I want to merge several PDF documents into one. The source documents can consist of PDFs created by me and others created by other organisations. I have no control over the permissions attached to documents not created by me. Some of these documents (those not created by me) may have permissions set. If a document requires a password to open it I do not attempt to merge it.
I am using iText 5.5.1 (I think that is the latest) to create a PDFCopy object to contain the resulting document and a reader for each source PDF in a loop (I am passing a list of the documents to be merged). I check each document for the number of pages and then using the PDFCopy object import each page and then add it to the PDFCopy object (the reason these two steps are separate is due to the intricacies of the language I am using to work with the java objects, RPG on an IBM iSeries). The problem is I can attach a reader to a PDF with permissions and get the page count, but as soon as I try to import a page into the copy object the program complains and terminates with the message 'PdfReader not opened with owner password'. I am not able to get the person(s) providing the documents from other organisations to not protect the documents (there a very, very good reasons why the original document is protected from change) but I need to consolidate these documents into one.
My question is, can I copy PDF's with permissions into a new document using iText and can I do it without knowing the owner password? In addition to that I guess the other question would be, is it legal?
Thanks
GarryM
Introduction: A PDF file can be encrypted using a public certificate. If you have such a PDF, you need the corresponding private certificate to decrypt it. A PDF file can be encrypted using two passwords: a user password and an owner password. If the PDF is encrypted using a user password, you need at least one of the two passwords to decrypt it.
Assumption: I assume that the PDFs are encrypted with nothing but an owner password. You can open these documents in a PDF viewer without having to provide a user password, which means the content can be accessed, but there are some restrictions in place depending on the permissions that are set.
Situation: iText is a library that allows you to access PDFs at a very low level, without a GUI. It can easily access a PDF that is encrypted with nothing but an owner password, but it can't check if you respect the permissions that are defined for the PDF. To make sure that you are aware of your responsibilities, an exception is thrown saying PdfReader not opened with owner password. This is often too strict: sometimes you have the permission to assemble a PDF file, but with iText it's all or nothing. Either you can open the file, or you can't. iText doesn't check what you're doing afterwards.

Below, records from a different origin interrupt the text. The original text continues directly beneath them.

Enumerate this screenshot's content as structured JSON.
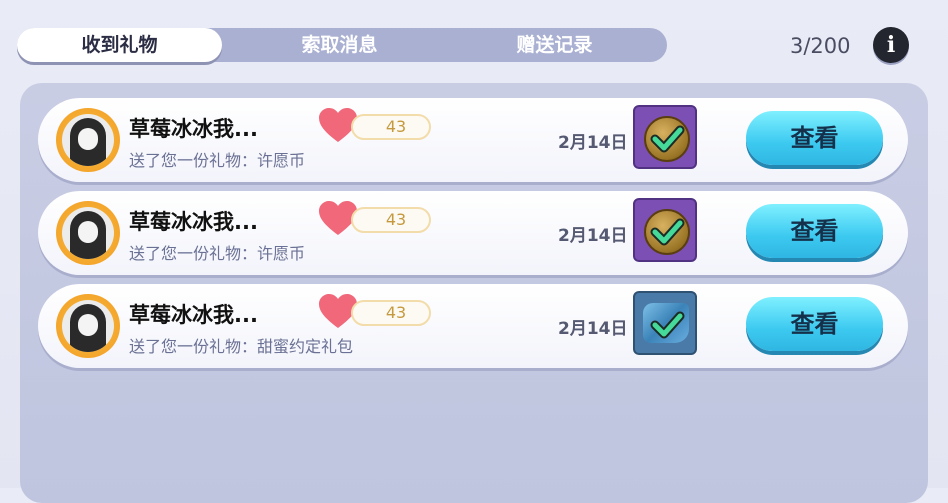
{
  "tabs": [
    {
      "label": "收到礼物",
      "active": true
    },
    {
      "label": "索取消息",
      "active": false
    },
    {
      "label": "赠送记录",
      "active": false
    }
  ],
  "counter": "3/200",
  "info_icon": "info-icon",
  "colors": {
    "accent_button": "#3cc9f0",
    "tab_bar": "#aab0d2",
    "heart": "#f0687a",
    "check": "#45d99a"
  },
  "rows": [
    {
      "name": "草莓冰冰我...",
      "description": "送了您一份礼物：许愿币",
      "score": "43",
      "date": "2月14日",
      "gift_icon": "wish-coin-icon",
      "button": "查看"
    },
    {
      "name": "草莓冰冰我...",
      "description": "送了您一份礼物：许愿币",
      "score": "43",
      "date": "2月14日",
      "gift_icon": "wish-coin-icon",
      "button": "查看"
    },
    {
      "name": "草莓冰冰我...",
      "description": "送了您一份礼物：甜蜜约定礼包",
      "score": "43",
      "date": "2月14日",
      "gift_icon": "sweet-promise-pack-icon",
      "button": "查看"
    }
  ]
}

Solution: There is a static Boolean parameter called unethicalreading
that is set to false
by default. You can change it like this:
PdfReader.unethicalreading = true;
From now on, it will be as if the PDFs aren't encrypted.
Is this legal? It's not that clear and I am not a lawyer, but:
It used to be illegal when Adobe still owner the copyright on the PDF specification. Adobe granted the right to use that copyright to any developer on certain conditions. One of these conditions was that you didn't "crack" a PDF. Removing the password from a PDF broke your "contract" with Adobe to use the PDF specification and you risked being sued.
This changed when Adobe donated the PDF specification to the community in order to make it an ISO standard. Now every one can use this international standard, and the above (risk of being sued by Adobe for infringing the copyright) no longer exists.
As the ISO standard documents the mechanism of encryption with an owner password and it is very easy to use the ISO standard to decrypt a document without having that password, the concept of introducing an owner password to enforce permissions is flawed from a technical point of view. It's merely a psychological way to prevent people to do something with your document that you, as an author, do not want.
It's like a stop sign on a deserted road. It says: you should stop here, but nobody/nothing is going to stop you if no one is around.
Suggested approach:
My approach is to decrypt the PDF using the unethicalreading
parameter, and to look at the permissions that are set. If the permissions don't allow assembly, I refuse the document. I also set permissions on the resulting PDF where I try to find the combination of permissions that respect the permissions set on the original documents.
In some cases, it's not that hard: the people don't know the PDFs are often the owners of the documents who forgot the passwords that were used to encrypt them. In that case, simple permission of the owners of the documents is sufficient to decrypt them.
Final remark: I'm the original developer of iText and I'm responsible for introducing the unethicalreading
parameter. I've chosen the name unethicalreading
only to make sure people are aware of what they are doing. It doesn't mean that using that parameter is always unethical or illegal.